Here is a message for all the guys out there: Women’s intuition is real. Sure it isn’t measurable on any sort of scale, nor is there an instrument that can tell you how intuitive your female partner is, but it’s real. Millions of men can attest to this and confirm that they have indeed been stumped in the past by it’s awesome and mysterious power.

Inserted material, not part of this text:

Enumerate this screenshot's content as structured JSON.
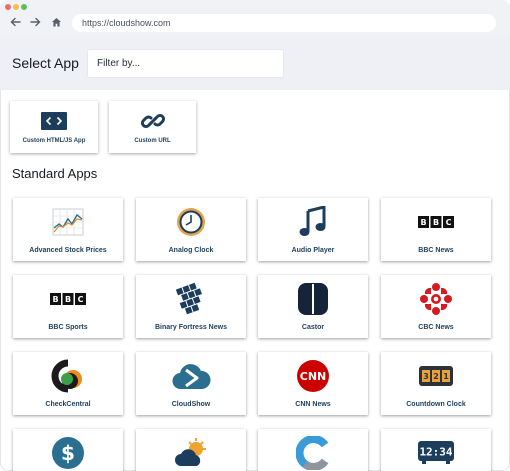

When a man lies to a woman it’s like he gives off a scent or a signal that is picked up by a piece of a woman’s brain developed over thousands of years. The evolution of this specialized organ must have started around the time communication and languages came to be. The first caveman to grunt a lie to his female mate was also the first caveman to get caught in a web of lies. He said he was going out to hunt for the evening’s dinner, but really he was visiting another cave across the valley. Needless to say, he was not invited back into the cave ever again and likely met his demise by the jaws of a saber tooth tiger. Some experts claim men have the same powers of intuition as women but because intuition is viewed as more of a feminine trait, men have essentially reversed evolution on themselves by ignoring these feelings of intuition, leaving women with the ultimate lie-sniffing capabilities. Way to screw that one up, guys. It doesn’t even have to be a substantial fib in order for a woman to catch it. For example, a guy could say he needs to run to the store for toilet paper and coffee when really he just wants to try out that new video game at his single friends’ house. You can bet as soon as he gets home his wife will smell the lies all over him, in which case he better be prepared with some of these Groupon coupons from Teleflora so he can order an “I’m Sorry Bouquet”.
So, to guys out there, a little white lie every so often isn’t that bad as long as you’re prepared to get caught. Just don’t be a cheater. Remember the caveman? You’ll meet your demise just like he did.